The old loading dock of the Sask Pool 6 elevator almost looks pretty. An antique elegant ghost ship standing alone, as if the Edmund Fitzgerald had risen from the lake bed and heaved itself out of the water to bear witness to the lakers that have gone down in so many storms. A certain symmetry to the deep brown wood. A geometric equation beyond logic that's pleasing to the eye. An exposed skeleton. Worn and weathered. A relic, but there. Refusing to crumple.

Passing underneath its massive heft you have a sense of the work that once went on above. You can almost hear the heavy clang of the workday in the silence. The sound of machinery. Men calling out. Wheels squealing. Its legacy endures. Indeed, the pleasing dark brown wood is actually the reason why it's still standing. Creosote soaked. A brownish-black oily weatherguard for wood made from coke, a byproduct of coal. Used for railway ties, hydro and telephone poles, bridges, marine pilings, fences, lumber for outdoor use. I've even seen my neighbours scavenge old railway ties to make raised garden beds, as well as use them instead of stone walls along the front sidewalk.

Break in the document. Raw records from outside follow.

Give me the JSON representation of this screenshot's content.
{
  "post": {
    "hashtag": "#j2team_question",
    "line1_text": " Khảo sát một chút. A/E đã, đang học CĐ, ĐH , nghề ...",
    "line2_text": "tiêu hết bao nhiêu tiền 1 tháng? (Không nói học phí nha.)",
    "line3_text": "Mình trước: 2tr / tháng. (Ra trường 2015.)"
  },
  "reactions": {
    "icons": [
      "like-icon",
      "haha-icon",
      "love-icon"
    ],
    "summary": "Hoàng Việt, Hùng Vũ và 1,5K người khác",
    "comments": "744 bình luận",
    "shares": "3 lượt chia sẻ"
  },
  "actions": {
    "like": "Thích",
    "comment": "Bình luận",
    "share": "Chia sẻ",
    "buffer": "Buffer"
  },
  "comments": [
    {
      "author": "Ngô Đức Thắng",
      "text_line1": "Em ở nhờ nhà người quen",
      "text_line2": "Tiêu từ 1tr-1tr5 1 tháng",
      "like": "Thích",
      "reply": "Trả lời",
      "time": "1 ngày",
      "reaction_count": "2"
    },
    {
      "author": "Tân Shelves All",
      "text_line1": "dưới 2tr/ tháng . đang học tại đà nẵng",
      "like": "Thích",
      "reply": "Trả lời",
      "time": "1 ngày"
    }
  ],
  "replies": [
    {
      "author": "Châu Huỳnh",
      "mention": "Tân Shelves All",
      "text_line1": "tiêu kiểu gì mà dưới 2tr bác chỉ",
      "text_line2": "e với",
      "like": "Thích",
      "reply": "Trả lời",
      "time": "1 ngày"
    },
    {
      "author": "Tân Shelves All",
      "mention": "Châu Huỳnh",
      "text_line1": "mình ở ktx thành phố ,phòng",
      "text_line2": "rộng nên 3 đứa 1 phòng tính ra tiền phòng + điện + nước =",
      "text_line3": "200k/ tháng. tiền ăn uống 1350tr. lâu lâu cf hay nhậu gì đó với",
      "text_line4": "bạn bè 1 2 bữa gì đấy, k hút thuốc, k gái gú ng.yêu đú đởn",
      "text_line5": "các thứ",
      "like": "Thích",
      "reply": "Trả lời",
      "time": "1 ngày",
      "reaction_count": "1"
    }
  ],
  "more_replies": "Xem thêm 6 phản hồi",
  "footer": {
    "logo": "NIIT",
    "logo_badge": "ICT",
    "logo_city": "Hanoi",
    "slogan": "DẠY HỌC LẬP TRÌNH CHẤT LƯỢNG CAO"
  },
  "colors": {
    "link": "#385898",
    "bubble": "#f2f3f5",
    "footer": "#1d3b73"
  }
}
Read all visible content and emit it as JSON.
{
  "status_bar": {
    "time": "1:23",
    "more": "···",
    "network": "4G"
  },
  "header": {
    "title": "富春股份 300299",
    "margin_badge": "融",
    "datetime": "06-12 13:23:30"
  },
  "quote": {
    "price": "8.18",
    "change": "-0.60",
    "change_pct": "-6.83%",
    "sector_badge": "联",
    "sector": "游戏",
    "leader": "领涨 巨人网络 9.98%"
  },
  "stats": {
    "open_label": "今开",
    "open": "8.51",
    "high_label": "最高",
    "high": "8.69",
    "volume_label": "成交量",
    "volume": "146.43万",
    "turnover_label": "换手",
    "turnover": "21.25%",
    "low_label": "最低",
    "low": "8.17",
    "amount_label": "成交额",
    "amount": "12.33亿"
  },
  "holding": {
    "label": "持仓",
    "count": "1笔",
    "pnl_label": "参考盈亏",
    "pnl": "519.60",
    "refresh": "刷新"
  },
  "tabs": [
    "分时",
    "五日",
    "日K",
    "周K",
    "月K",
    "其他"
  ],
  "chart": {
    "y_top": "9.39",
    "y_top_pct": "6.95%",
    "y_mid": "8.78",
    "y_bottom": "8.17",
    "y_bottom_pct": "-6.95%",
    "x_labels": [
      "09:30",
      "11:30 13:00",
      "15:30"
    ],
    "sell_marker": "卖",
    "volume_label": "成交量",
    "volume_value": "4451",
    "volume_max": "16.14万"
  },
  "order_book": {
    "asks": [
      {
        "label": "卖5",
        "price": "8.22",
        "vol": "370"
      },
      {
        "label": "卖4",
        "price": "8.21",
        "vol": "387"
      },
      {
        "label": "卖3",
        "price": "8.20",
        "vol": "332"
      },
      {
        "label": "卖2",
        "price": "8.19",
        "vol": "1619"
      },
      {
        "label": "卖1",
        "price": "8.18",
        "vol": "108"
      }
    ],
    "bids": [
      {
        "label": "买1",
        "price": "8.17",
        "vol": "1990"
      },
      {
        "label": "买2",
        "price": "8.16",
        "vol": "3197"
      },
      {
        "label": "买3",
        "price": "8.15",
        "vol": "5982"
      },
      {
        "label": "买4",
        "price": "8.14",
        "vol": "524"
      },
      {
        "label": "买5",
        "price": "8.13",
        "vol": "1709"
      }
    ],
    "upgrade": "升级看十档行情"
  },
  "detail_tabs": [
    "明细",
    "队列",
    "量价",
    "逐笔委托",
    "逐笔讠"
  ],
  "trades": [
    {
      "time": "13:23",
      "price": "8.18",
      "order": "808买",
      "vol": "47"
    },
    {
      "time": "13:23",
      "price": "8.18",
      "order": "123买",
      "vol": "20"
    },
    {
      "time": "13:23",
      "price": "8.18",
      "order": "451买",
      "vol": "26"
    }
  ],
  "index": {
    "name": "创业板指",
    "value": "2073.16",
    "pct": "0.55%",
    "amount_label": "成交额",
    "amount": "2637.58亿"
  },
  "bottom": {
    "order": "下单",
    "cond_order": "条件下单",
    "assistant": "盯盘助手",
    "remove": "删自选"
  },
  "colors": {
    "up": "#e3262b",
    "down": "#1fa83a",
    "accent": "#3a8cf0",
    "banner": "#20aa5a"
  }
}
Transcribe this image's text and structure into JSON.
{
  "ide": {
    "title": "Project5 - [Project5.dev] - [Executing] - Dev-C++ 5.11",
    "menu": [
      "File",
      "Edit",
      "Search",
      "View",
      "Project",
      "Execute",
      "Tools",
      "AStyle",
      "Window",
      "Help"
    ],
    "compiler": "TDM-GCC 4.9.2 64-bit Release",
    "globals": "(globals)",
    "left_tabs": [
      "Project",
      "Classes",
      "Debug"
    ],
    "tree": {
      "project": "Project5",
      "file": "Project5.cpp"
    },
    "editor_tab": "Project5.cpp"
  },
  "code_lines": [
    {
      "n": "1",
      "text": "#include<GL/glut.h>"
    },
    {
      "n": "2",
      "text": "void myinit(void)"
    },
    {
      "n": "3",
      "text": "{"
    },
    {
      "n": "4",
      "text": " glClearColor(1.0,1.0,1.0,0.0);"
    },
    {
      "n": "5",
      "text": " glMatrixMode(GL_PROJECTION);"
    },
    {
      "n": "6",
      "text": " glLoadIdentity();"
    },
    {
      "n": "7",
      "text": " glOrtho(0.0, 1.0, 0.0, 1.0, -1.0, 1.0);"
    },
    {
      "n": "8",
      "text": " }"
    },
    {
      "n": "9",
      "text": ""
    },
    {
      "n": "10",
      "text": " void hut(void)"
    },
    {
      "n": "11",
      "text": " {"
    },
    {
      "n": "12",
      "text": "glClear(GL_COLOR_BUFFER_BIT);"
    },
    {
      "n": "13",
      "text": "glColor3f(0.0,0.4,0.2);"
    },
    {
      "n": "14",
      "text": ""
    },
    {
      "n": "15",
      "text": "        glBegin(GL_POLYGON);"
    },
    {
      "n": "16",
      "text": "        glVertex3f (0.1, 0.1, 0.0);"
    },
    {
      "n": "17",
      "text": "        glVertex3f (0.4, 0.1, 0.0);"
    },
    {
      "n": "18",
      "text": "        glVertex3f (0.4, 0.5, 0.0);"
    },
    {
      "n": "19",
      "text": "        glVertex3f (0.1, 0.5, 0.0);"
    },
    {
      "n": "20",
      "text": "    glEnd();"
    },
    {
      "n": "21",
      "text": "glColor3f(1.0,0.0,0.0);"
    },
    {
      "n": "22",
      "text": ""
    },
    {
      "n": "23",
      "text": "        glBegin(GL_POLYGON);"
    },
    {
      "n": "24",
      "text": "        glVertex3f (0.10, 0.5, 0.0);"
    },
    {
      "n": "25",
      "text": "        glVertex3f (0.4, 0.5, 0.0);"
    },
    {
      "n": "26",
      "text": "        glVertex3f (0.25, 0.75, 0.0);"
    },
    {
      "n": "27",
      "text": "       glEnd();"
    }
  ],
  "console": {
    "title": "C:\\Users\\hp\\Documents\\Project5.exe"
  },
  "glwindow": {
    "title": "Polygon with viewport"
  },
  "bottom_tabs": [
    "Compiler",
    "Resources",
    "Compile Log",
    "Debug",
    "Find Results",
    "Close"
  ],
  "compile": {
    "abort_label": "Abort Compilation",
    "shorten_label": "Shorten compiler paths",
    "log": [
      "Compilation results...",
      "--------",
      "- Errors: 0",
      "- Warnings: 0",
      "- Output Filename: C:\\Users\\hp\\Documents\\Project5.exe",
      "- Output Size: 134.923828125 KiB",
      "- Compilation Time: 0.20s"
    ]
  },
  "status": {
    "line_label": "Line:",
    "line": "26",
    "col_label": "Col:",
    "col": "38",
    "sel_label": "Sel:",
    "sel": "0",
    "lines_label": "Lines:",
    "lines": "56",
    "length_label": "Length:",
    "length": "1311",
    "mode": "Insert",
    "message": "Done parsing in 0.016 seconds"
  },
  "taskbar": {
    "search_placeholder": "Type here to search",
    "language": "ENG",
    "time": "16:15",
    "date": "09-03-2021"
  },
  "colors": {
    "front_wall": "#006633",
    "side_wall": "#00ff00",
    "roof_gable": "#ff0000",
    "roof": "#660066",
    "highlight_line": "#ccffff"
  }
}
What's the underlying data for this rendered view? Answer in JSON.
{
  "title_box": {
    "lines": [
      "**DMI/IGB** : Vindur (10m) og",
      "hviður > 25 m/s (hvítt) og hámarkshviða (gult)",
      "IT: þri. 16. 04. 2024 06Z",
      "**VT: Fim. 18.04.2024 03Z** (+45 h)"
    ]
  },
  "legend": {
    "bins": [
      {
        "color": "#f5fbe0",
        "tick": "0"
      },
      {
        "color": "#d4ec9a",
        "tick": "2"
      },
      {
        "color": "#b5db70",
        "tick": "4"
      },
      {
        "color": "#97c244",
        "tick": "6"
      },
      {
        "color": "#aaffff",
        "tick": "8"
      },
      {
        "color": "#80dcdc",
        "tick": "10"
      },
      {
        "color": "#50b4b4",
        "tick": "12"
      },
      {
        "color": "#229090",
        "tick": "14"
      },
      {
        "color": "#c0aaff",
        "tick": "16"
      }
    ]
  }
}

The problem with creosote is that it has a tendency to exude from surfaces and release fumes. Enters through touch and breath. It's a mutant. A carcinogen. Carrot, anyone? Hmmm, the carrots seem to have a hint of a smoky flavour..... No wonder crude creosote is aka 'dead oil'.

Watch below to see the Sask Wheat Pool 6 coming down in 2000.


Here's the after shot. What's left of Pool 6, over your left shoulder facing south. An immense mausoleum of giant concrete blocks, heaped up willy-nilly at the lakeshore. Our own stonehenge facing south. A blue-collar pyramid. A whole heap of money needed to clean up this prime lake front property. This tumble-down concrete graveyard is only the tip of the sleeping monster. No wonder the condo and hotel developers that want to come to town want the cleaned parkland in front of the train station for their make-money = bring tourists project. Echoes of a neoliberal threat ring out from these stones: We won't set up in your town unless you give us what we want and we are not cleaning up that land or lakeshore.

Where to dump creosote lumber these days? No doubt, special demolition crews needed to take down the old loading dock. We have a history with creosote in this town. Lumber and creosote go together, but creosote and water don't mix. A huge blob, the size of 2 football fields once lurked like a giant jellyfish just round the corner, on the bottom of the lake, by Northern Wood Preservers (CN Rail and Abitibi owned/mucked up that land/water, too). The blob eventually got sucked into a rockfill retaining pond and was supposedly covered up with some nice, clean fill. Like Love Canal. Pretty on top. Let's let Mother Earth eat toxins for eternity! She can do it, that old gal. I wonder if I should walk further and look for that covered up blob?

I remember reading during the 'discovery' of the blob that after a diver dove underwater to check how far the blob had spread, his diving suit stretched like mozzarella cheese when he hung it up to dry. I wonder if any earth worms are looking cheesy these days....

*AOC Area of Concern 28 k along Thunder Bay harbour is an area of concern.